Si è chiusa ieri a Trieste, con il discorso di papa Francesco, la 50° edizione della Settimana sociale dei cattolici italiani. L’evento, che dal 1907 elabora e promuove la dottrina sociale della Chiesa, quest’anno ha avuto per tema «Al cuore della democrazia: partecipare tra storia e futuro», ed era stato inaugurato lo scorso 3 luglio da Sergio Mattarella. Per l’occasione, il presidente della Repubblica era subito sceso sul campo politico, lanciando il suo monito contro i «populismi» e mettendo in guardia dalla «dittatura della maggioranza»: non troppo velato riferimento al premierato, che al Colle ovviamente piace poco.
L’intervento del capo dello Stato, tuttavia, si è inserito perfettamente nel contesto della Settimana sociale. La kermesse infatti, come ha denunciato La Verità, è stata dominata in lungo e in largo – dagli organizzatori e dai temi trattati fino ai relatori – dalle conventicole della sinistra, soprattutto piddina. Sarà forse per questo che ieri, accogliendo il Pontefice, il cardinale Matteo Maria Zuppi ha subito messo le mani avanti, rivendicando la neutralità ideologica tanto della Settimana sociale quanto della Chiesa più in generale: «I cattolici in Italia», ha dichiarato il presidente della Cei, «non sono una lobby in difesa di interessi particolari, e non diventeranno mai di parte, perché l’unica parte che amano» è quella «della persona, ogni persona, qualunque, dall’inizio alla fine naturale. Senza passaporto, qualunque».
Il riferimento al «passaporto» non è casuale, dato che evoca il problema migratorio, tema da sempre caro a Bergoglio: «Unendo lo spirituale e il sociale come ci chiede Gesù», ha proseguito il cardinale Zuppi, «possiamo essere fin da subito quello che Dio vuole: Fratelli tutti», vera «sinfonia di amore e di differenze che cantano la gloria di Dio e dell’uomo di cui lui si prende cura». E poi, rivolgendosi al Papa, il presidente della Cei lo ha definito «il primo poeta sociale, perché spirituale», guida di una famiglia «che è la Chiesa in Italia e che al centro ha sempre e solo Gesù». Per Zuppi, insomma, la democrazia è come un’«orchestra» in cui «tutti gli strumenti» danno vita a «una sinfonia meravigliosa». Un’orchestra che però, non ce ne voglia il cardinale, ha seguito uno spartito un po’ a senso unico.

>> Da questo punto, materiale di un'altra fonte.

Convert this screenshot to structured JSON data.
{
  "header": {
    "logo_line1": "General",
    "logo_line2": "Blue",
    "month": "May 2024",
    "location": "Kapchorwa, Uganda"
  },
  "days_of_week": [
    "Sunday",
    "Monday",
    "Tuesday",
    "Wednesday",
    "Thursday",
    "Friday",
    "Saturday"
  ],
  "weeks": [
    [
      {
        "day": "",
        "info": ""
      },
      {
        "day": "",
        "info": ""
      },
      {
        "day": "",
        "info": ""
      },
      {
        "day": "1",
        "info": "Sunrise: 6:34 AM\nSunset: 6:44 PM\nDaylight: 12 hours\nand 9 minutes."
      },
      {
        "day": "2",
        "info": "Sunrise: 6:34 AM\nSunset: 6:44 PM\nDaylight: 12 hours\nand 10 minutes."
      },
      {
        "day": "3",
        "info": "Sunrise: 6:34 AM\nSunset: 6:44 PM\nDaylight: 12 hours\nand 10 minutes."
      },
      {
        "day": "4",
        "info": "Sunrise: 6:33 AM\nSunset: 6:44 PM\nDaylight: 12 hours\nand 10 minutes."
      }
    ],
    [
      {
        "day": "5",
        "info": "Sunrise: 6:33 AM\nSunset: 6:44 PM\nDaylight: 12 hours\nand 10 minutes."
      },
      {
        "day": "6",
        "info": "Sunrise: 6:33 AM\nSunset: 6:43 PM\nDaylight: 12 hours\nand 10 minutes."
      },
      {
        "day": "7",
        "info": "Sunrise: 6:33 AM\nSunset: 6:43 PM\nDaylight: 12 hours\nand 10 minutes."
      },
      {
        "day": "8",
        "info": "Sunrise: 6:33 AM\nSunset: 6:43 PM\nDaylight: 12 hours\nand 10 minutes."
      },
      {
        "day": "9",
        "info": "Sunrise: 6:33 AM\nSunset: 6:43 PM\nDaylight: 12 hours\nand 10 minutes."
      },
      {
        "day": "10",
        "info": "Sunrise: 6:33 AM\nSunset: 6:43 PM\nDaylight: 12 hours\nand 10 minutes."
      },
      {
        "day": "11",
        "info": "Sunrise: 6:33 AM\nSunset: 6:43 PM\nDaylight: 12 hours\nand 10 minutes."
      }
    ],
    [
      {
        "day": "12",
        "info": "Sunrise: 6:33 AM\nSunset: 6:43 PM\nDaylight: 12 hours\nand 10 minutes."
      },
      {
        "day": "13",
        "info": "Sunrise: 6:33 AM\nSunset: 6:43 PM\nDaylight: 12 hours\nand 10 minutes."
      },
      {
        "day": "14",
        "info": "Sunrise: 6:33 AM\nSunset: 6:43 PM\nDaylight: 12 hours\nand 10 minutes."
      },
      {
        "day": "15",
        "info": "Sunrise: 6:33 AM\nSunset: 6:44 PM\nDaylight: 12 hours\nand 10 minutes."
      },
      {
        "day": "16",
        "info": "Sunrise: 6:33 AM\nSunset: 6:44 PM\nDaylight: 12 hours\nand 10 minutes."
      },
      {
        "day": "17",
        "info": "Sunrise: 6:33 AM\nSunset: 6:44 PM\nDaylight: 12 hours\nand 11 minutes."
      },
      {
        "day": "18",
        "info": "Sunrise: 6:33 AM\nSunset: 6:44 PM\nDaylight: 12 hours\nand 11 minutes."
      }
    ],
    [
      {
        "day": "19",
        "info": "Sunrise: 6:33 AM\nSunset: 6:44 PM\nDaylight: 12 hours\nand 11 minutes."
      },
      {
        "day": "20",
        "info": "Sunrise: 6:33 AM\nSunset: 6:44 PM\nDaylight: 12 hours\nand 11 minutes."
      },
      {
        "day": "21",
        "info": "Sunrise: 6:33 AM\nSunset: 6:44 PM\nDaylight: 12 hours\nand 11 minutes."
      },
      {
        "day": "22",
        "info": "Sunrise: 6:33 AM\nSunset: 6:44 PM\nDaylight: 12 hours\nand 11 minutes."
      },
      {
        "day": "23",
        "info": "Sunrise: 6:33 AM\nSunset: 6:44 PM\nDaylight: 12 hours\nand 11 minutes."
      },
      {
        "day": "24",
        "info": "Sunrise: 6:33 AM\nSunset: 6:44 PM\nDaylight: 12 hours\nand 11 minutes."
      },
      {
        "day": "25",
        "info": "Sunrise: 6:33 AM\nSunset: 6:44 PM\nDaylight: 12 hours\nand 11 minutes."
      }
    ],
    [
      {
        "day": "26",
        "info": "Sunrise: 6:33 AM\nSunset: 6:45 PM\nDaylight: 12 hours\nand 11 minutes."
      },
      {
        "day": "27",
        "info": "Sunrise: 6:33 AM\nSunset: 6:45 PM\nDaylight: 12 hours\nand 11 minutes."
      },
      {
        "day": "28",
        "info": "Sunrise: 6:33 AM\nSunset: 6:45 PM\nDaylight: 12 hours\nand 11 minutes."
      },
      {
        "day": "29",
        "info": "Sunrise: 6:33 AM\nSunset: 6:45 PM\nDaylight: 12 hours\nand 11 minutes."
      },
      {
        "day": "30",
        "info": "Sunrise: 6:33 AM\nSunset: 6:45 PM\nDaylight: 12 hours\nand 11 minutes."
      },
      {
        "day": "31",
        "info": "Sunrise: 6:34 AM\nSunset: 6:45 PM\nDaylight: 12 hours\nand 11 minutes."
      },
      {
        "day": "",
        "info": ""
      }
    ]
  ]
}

Le parole del Pontefice, d’altronde, non hanno fatto che confermare i dubbi. Già in un suo testo inedito, intitolato appunto Al cuore della democrazia e diffuso dal Piccolo, papa Francesco ha definito Trieste, luogo della kermesse, «città dal forte sapore mitteleuropeo per la sua compresenza di culture, religioni ed etnie diverse, metafora di quella fratellanza umana cui aspiriamo in questi tempi oscurati dalla guerra». Nel suo discorso di ieri, inoltre, il Pontefice ha evocato il pericolo delle «malattie pericolose» che minacciano la democrazia, tra cui lo «scetticismo democratico» o il «fascino del populismo». Occorrono pertanto scelte coraggiose e condivise, «un’accoglienza intelligente e creativa delle persone migranti». Insomma, in una democrazia sana, «tutti devono sentirsi parte di un progetto di comunità, nessuno deve sentirsi inutile».
Parlando poi più specificamente del sociale, il Papa ha dichiarato che «certe forme di assistenzialismo, che non riconoscono la dignità delle persone, sono ipocrisia sociale. E cosa c’è dietro questo prendere le distanze dalla realtà sociale? C’è l’indifferenza, e l’indifferenza è un cancro della democrazia. Un non partecipare». In tal senso, ha proseguito Bergoglio, «possiamo immaginare la crisi della democrazia come un cuore ferito. Ciò che limita la partecipazione è sotto i nostri occhi. Se la corruzione e l’illegalità mostrano un cuore “infartuato”, devono preoccupare anche le diverse forme di esclusione sociale». La «cultura dello scarto», ha spiegato il Papa, «disegna una città dove non c’è posto per i poveri, i nascituri, le persone fragili, i malati, i bambini, le donne, i giovani, i vecchi. Questa è la cultura dello scarto. Il potere diventa autoreferenziale – è una malattia brutta questa – incapace di ascolto e di servizio alle persone».